Я вырвался и бросился вон из его изысканной, со вкусом обставленной квартиры. На следующий день, когда я пришел на репетицию, которую вел сам Багринцев, тот беседовал с одной только Адой, все свои речи обращал лишь к ней. Я понимал, что делает он это из глупой попытки отомстить, вызвать мою ревность. Обрати он свое внимание на любого другого, я бы лишь посмеялся. Но он верно выбрал объект. Мне кажется, что любовь соединяет нас с человеком как пуповиной, позволяет ощущать, когда ему плохо и больно, чувствовать, когда ему грозит опасность. Благодаря этому свойству мы лучше всего знаем, чем порадовать нашего возлюбленного, но и как причинить ему самую сильную боль, мы тоже знаем наверняка.
После занятия я подошел к нему и спросил:
– Разве вы не говорили, что личным отношениям нет места в творчестве?
Багринцев посмотрел на меня холодно и непреклонно, тем взглядом, перед которым трепетали все однокурсники. Нордический диктатор. Будто и не он вчера ползал передо мной на коленях.
– Говорил.
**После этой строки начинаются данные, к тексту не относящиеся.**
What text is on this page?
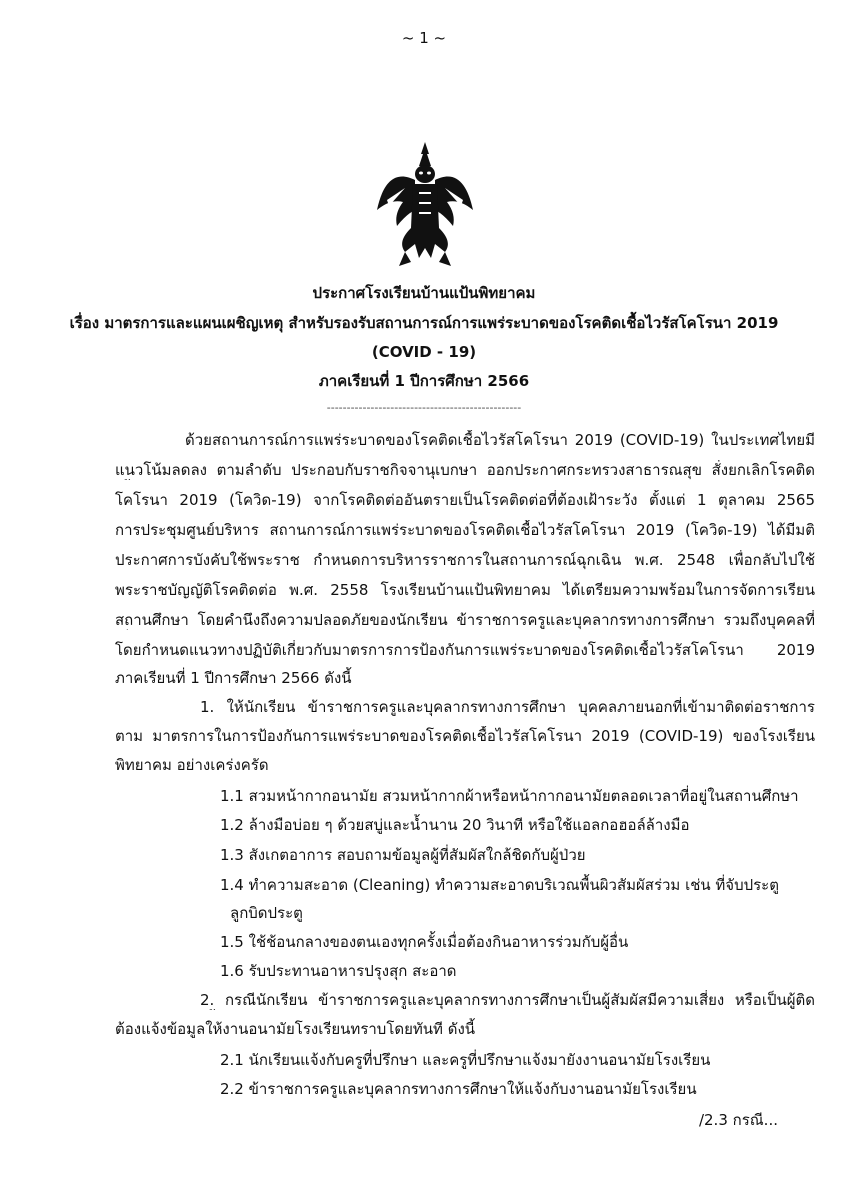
~ 1 ~
ประกาศโรงเรียนบ้านแป้นพิทยาคม
เรื่อง มาตรการและแผนเผชิญเหตุ สำหรับรองรับสถานการณ์การแพร่ระบาดของโรคติดเชื้อไวรัสโคโรนา 2019
(COVID - 19)
ภาคเรียนที่ 1 ปีการศึกษา 2566
-------------------------------------------------
ด้วยสถานการณ์การแพร่ระบาดของโรคติดเชื้อไวรัสโคโรนา 2019 (COVID-19) ในประเทศไทยมี
แนวโน้มลดลง ตามลำดับ ประกอบกับราชกิจจานุเบกษา ออกประกาศกระทรวงสาธารณสุข สั่งยกเลิกโรคติด
โคโรนา 2019 (โควิด-19) จากโรคติดต่ออันตรายเป็นโรคติดต่อที่ต้องเฝ้าระวัง ตั้งแต่ 1 ตุลาคม 2565
การประชุมศูนย์บริหาร สถานการณ์การแพร่ระบาดของโรคติดเชื้อไวรัสโคโรนา 2019 (โควิด-19) ได้มีมติ
ประกาศการบังคับใช้พระราช กำหนดการบริหารราชการในสถานการณ์ฉุกเฉิน พ.ศ. 2548 เพื่อกลับไปใช้
พระราชบัญญัติโรคติดต่อ พ.ศ. 2558 โรงเรียนบ้านแป้นพิทยาคม ได้เตรียมความพร้อมในการจัดการเรียน
สถานศึกษา โดยคำนึงถึงความปลอดภัยของนักเรียน ข้าราชการครูและบุคลากรทางการศึกษา รวมถึงบุคคลที่
โดยกำหนดแนวทางปฏิบัติเกี่ยวกับมาตรการการป้องกันการแพร่ระบาดของโรคติดเชื้อไวรัสโคโรนา 2019
ภาคเรียนที่ 1 ปีการศึกษา 2566 ดังนี้
1. ให้นักเรียน ข้าราชการครูและบุคลากรทางการศึกษา บุคคลภายนอกที่เข้ามาติดต่อราชการ
ตาม มาตรการในการป้องกันการแพร่ระบาดของโรคติดเชื้อไวรัสโคโรนา 2019 (COVID-19) ของโรงเรียน
พิทยาคม อย่างเคร่งครัด
1.1 สวมหน้ากากอนามัย สวมหน้ากากผ้าหรือหน้ากากอนามัยตลอดเวลาที่อยู่ในสถานศึกษา
1.2 ล้างมือบ่อย ๆ ด้วยสบู่และน้ำนาน 20 วินาที หรือใช้แอลกอฮอล์ล้างมือ
1.3 สังเกตอาการ สอบถามข้อมูลผู้ที่สัมผัสใกล้ชิดกับผู้ป่วย
1.4 ทำความสะอาด (Cleaning) ทำความสะอาดบริเวณพื้นผิวสัมผัสร่วม เช่น ที่จับประตู
ลูกบิดประตู
1.5 ใช้ช้อนกลางของตนเองทุกครั้งเมื่อต้องกินอาหารร่วมกับผู้อื่น
1.6 รับประทานอาหารปรุงสุก สะอาด
2. กรณีนักเรียน ข้าราชการครูและบุคลากรทางการศึกษาเป็นผู้สัมผัสมีความเสี่ยง หรือเป็นผู้ติด
ต้องแจ้งข้อมูลให้งานอนามัยโรงเรียนทราบโดยทันที ดังนี้
2.1 นักเรียนแจ้งกับครูที่ปรึกษา และครูที่ปรึกษาแจ้งมายังงานอนามัยโรงเรียน
2.2 ข้าราชการครูและบุคลากรทางการศึกษาให้แจ้งกับงานอนามัยโรงเรียน
/2.3 กรณี...
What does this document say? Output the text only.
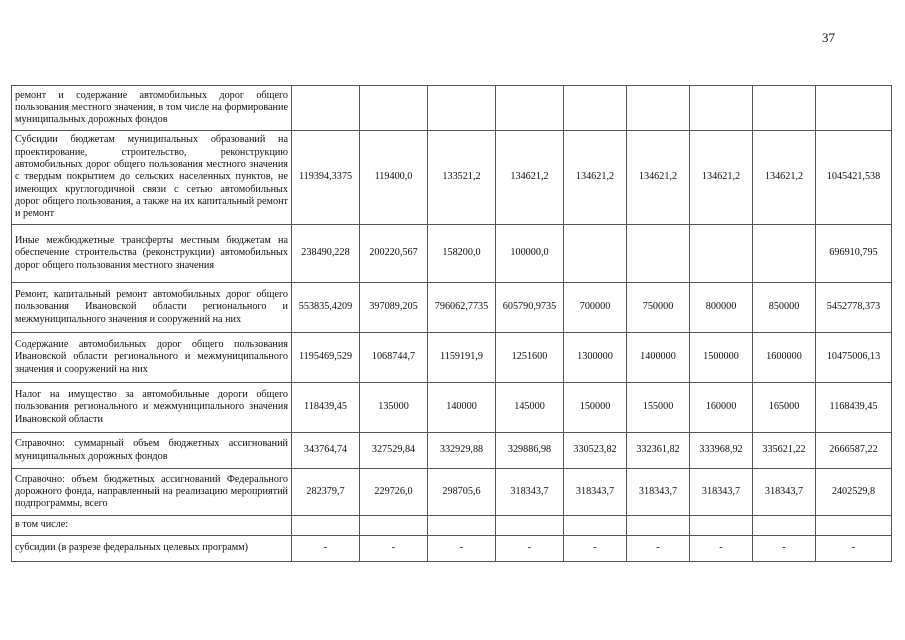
37
ремонт и содержание автомобильных дорог общего пользования местного значения, в том числе на формирование муниципальных дорожных фондов									
Субсидии бюджетам муниципальных образований на проектирование, строительство, реконструкцию автомобильных дорог общего пользования местного значения с твердым покрытием до сельских населенных пунктов, не имеющих круглогодичной связи с сетью автомобильных дорог общего пользования, а также на их капитальный ремонт и ремонт	119394,3375	119400,0	133521,2	134621,2	134621,2	134621,2	134621,2	134621,2	1045421,538
Иные межбюджетные трансферты местным бюджетам на обеспечение строительства (реконструкции) автомобильных дорог общего пользования местного значения	238490,228	200220,567	158200,0	100000,0					696910,795
Ремонт, капитальный ремонт автомобильных дорог общего пользования Ивановской области регионального и межмуниципального значения и сооружений на них	553835,4209	397089,205	796062,7735	605790,9735	700000	750000	800000	850000	5452778,373
Содержание автомобильных дорог общего пользования Ивановской области регионального и межмуниципального значения и сооружений на них	1195469,529	1068744,7	1159191,9	1251600	1300000	1400000	1500000	1600000	10475006,13
Налог на имущество за автомобильные дороги общего пользования регионального и межмуниципального значения Ивановской области	118439,45	135000	140000	145000	150000	155000	160000	165000	1168439,45
Справочно: суммарный объем бюджетных ассигнований муниципальных дорожных фондов	343764,74	327529,84	332929,88	329886,98	330523,82	332361,82	333968,92	335621,22	2666587,22
Справочно: объем бюджетных ассигнований Федерального дорожного фонда, направленный на реализацию мероприятий подпрограммы, всего	282379,7	229726,0	298705,6	318343,7	318343,7	318343,7	318343,7	318343,7	2402529,8
в том числе:									
субсидии (в разрезе федеральных целевых программ)	-	-	-	-	-	-	-	-	-
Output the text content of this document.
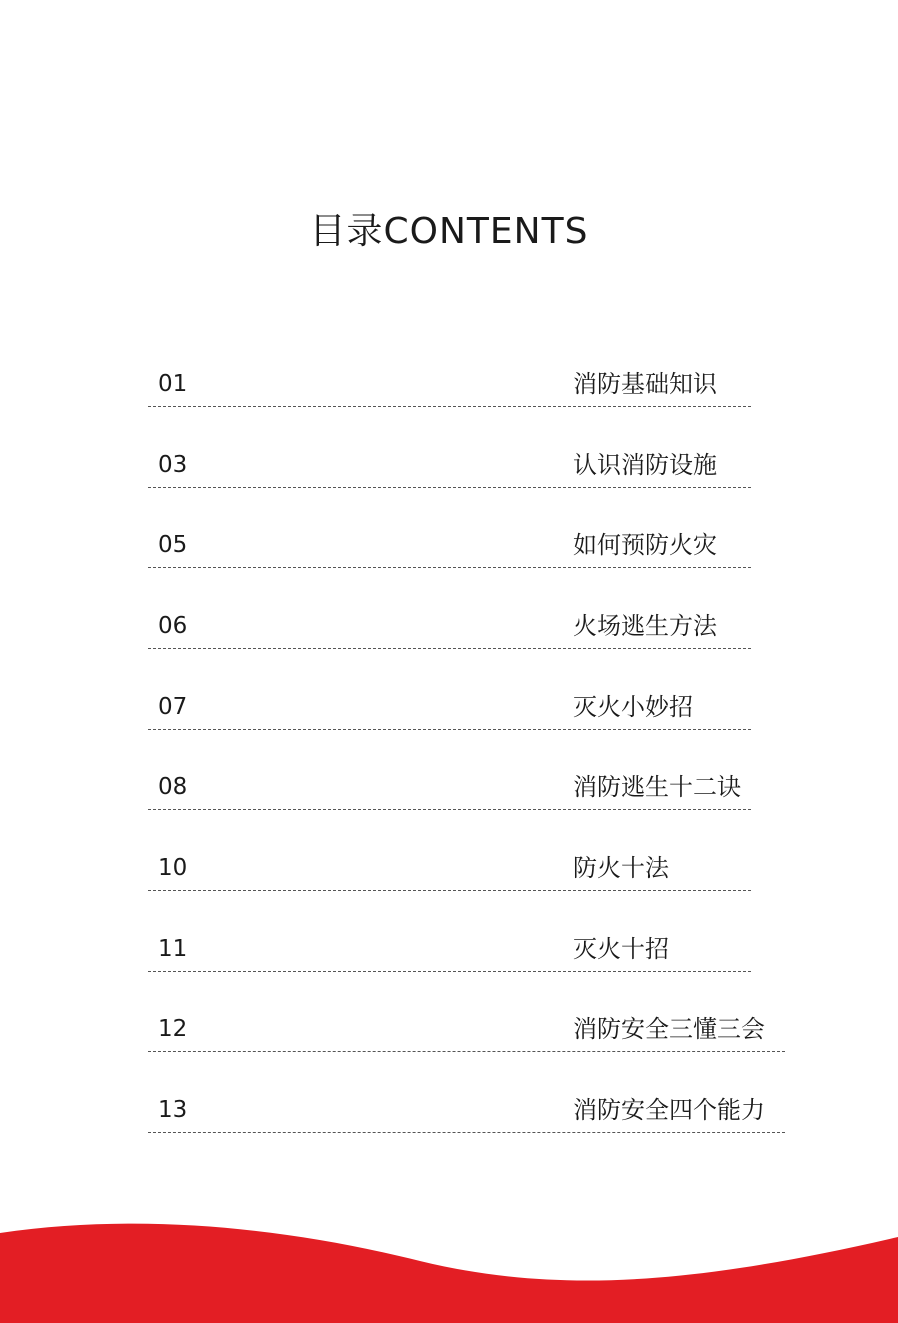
目录CONTENTS
01	消防基础知识
03	认识消防设施
05	如何预防火灾
06	火场逃生方法
07	灭火小妙招
08	消防逃生十二诀
10	防火十法
11	灭火十招
12	消防安全三懂三会
13	消防安全四个能力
В последние годы я увлекся и закрыл глаза на это правило. А сейчас вспомнил.
Я был зол, страшно зол на старика. Мне казалось, что он предал меня, забыл все, чему сам меня учил. Меня мучили сомнения, начинало казаться, что все прошедшие четыре года он выдвигал меня вперед не потому, что верил в мой талант, а лишь для того, чтобы задобрить, заставить и дальше влачить осточертевшую мне связь.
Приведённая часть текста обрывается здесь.